Thank you Tom and boatsmate. Everything more or less makes sense now, although I guess I don't understand the building of this new branch to the dock by the City of New Haven, or was there an old spur before that was ripped out at some point? From Aerial imagery, there seems to be quite a bite of track down along there, and clearly all of the track is not new, but my contact sent me a photo of a brand new track that terminated at a gate fence, encased in a concrete crossing, which is high $$$$.
I think there's been track down to Belle Dock from basically the dawn of railroads in CT in the 1830's. IIRC the Belle was a Long Island Sound steamer on the New Haven - New York run before the Civil War
 #1291144  by CannaScrews
 
An abbreviated reply on the history of Belle Dock.
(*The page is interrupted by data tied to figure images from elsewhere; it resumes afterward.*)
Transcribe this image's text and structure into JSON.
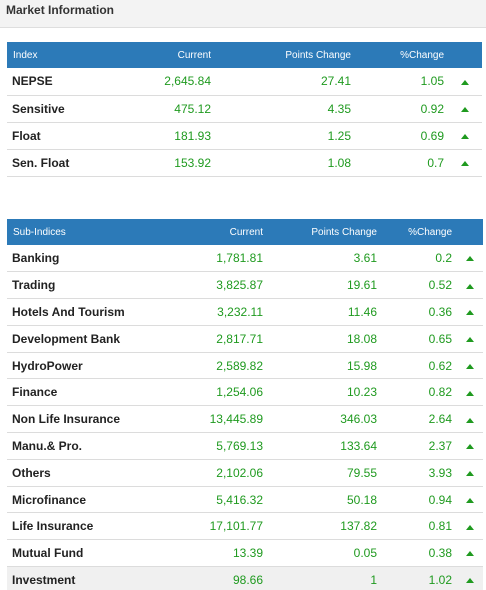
{
  "header": {
    "title": "Market Information"
  },
  "index_table": {
    "columns": [
      "Index",
      "Current",
      "Points Change",
      "%Change"
    ],
    "rows": [
      {
        "name": "NEPSE",
        "current": "2,645.84",
        "points_change": "27.41",
        "pct_change": "1.05",
        "trend_icon": "up-arrow-icon"
      },
      {
        "name": "Sensitive",
        "current": "475.12",
        "points_change": "4.35",
        "pct_change": "0.92",
        "trend_icon": "up-arrow-icon"
      },
      {
        "name": "Float",
        "current": "181.93",
        "points_change": "1.25",
        "pct_change": "0.69",
        "trend_icon": "up-arrow-icon"
      },
      {
        "name": "Sen. Float",
        "current": "153.92",
        "points_change": "1.08",
        "pct_change": "0.7",
        "trend_icon": "up-arrow-icon"
      }
    ]
  },
  "sub_indices_table": {
    "columns": [
      "Sub-Indices",
      "Current",
      "Points Change",
      "%Change"
    ],
    "rows": [
      {
        "name": "Banking",
        "current": "1,781.81",
        "points_change": "3.61",
        "pct_change": "0.2",
        "trend_icon": "up-arrow-icon"
      },
      {
        "name": "Trading",
        "current": "3,825.87",
        "points_change": "19.61",
        "pct_change": "0.52",
        "trend_icon": "up-arrow-icon"
      },
      {
        "name": "Hotels And Tourism",
        "current": "3,232.11",
        "points_change": "11.46",
        "pct_change": "0.36",
        "trend_icon": "up-arrow-icon"
      },
      {
        "name": "Development Bank",
        "current": "2,817.71",
        "points_change": "18.08",
        "pct_change": "0.65",
        "trend_icon": "up-arrow-icon"
      },
      {
        "name": "HydroPower",
        "current": "2,589.82",
        "points_change": "15.98",
        "pct_change": "0.62",
        "trend_icon": "up-arrow-icon"
      },
      {
        "name": "Finance",
        "current": "1,254.06",
        "points_change": "10.23",
        "pct_change": "0.82",
        "trend_icon": "up-arrow-icon"
      },
      {
        "name": "Non Life Insurance",
        "current": "13,445.89",
        "points_change": "346.03",
        "pct_change": "2.64",
        "trend_icon": "up-arrow-icon"
      },
      {
        "name": "Manu.& Pro.",
        "current": "5,769.13",
        "points_change": "133.64",
        "pct_change": "2.37",
        "trend_icon": "up-arrow-icon"
      },
      {
        "name": "Others",
        "current": "2,102.06",
        "points_change": "79.55",
        "pct_change": "3.93",
        "trend_icon": "up-arrow-icon"
      },
      {
        "name": "Microfinance",
        "current": "5,416.32",
        "points_change": "50.18",
        "pct_change": "0.94",
        "trend_icon": "up-arrow-icon"
      },
      {
        "name": "Life Insurance",
        "current": "17,101.77",
        "points_change": "137.82",
        "pct_change": "0.81",
        "trend_icon": "up-arrow-icon"
      },
      {
        "name": "Mutual Fund",
        "current": "13.39",
        "points_change": "0.05",
        "pct_change": "0.38",
        "trend_icon": "up-arrow-icon"
      },
      {
        "name": "Investment",
        "current": "98.66",
        "points_change": "1",
        "pct_change": "1.02",
        "trend_icon": "up-arrow-icon"
      }
    ]
  },
  "colors": {
    "header_blue": "#2c7ab8",
    "positive_green": "#1f9a1f",
    "row_border": "#dcdcdc"
  }
}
Starting on the East side of the Forbes Avenue bridge, originally, the spur went into the New Haven Terminal yard north of Forbes Ave.
The spur heading south served various wharves and terminated at the old coke plant (they gassified coal to turn it into coke (solid carbon)).

Here is an aerial view from 1949 which will give you an idea of how much business was there. The tracks ran on the Forbes Ave drawbridge at the time.

BTW Belle Dock was on the West side of the Quinnipiac River.
Belle Dock 1947 aerial N.jpg
Belle Dock 1947 aerial N.jpg (176.74 KiB) Viewed 7826 times
Belle Dock 1947 aerial S.jpg
Belle Dock 1947 aerial S.jpg (80.39 KiB) Viewed 7826 times
 #1294516  by ebtmikado
 
There was track building equipment on the Waterfront Street trackage this past week. I was on the highway bridge, and unable to see what work was being done.

Lee Carlson
 #1344473  by ebtmikado
 
There has been service down there since at least 2013, when I snapped photos.
Videos from last week to follow shortly.
Lee
 #1344654  by craven
 
What do those odd shaped CSX Rail cars hold? I've never seen anything like that.
 #1344656  by BobLI
 
The CSX cars carry coiled steel. The covers on the car protect the coils in transit from getting contaminated and rusting.
 #1344701  by MEC407
 
Excellent video! Very nice camera work and editing.
 #1373534  by johnpbarlow
 
On Saturday Feb 27, the GRWO had about dozen cars of steel billets and rebar interchanged fro Pan Am that were destined for the Gateway terminal at Port of New Haven. Any ide where this steel originates?
Attachments:
P&W GRWO Steel Billets for Gateway Port of New Have Gardner 022716 small.jpg
P&W GRWO Steel Billets for Gateway Port of New Have Gardner 022716 small.jpg (398.41 KiB) Viewed 6127 times
P&W GRWO passing under Union St Gardner 022716 2 small.jpg
P&W GRWO passing under Union St Gardner 022716 2 small.jpg (347.23 KiB) Viewed 6127 times
 #1373567  by YamaOfParadise
 
Actually, the April issue of Trains magazine has an article on the P&W, and it does mention quite a bit about different traffic:
Gondolas, carrying steel "billets" from several producers in the eastern U.S. and Canada, arrive on the P&W through various interchanges and make their way to Gateway Terminal in the Port of New Haven. Gateway is a deepwater marine terminal operator that stores and delivers the incoming lengths of steel to local finishers that produce rebar and steel rods. Some of those same gondolas leave New Haven with imported Asian steel that arrives there by water.
Not exactly a proper location of what producers particularly, but it gives you a good ballpark.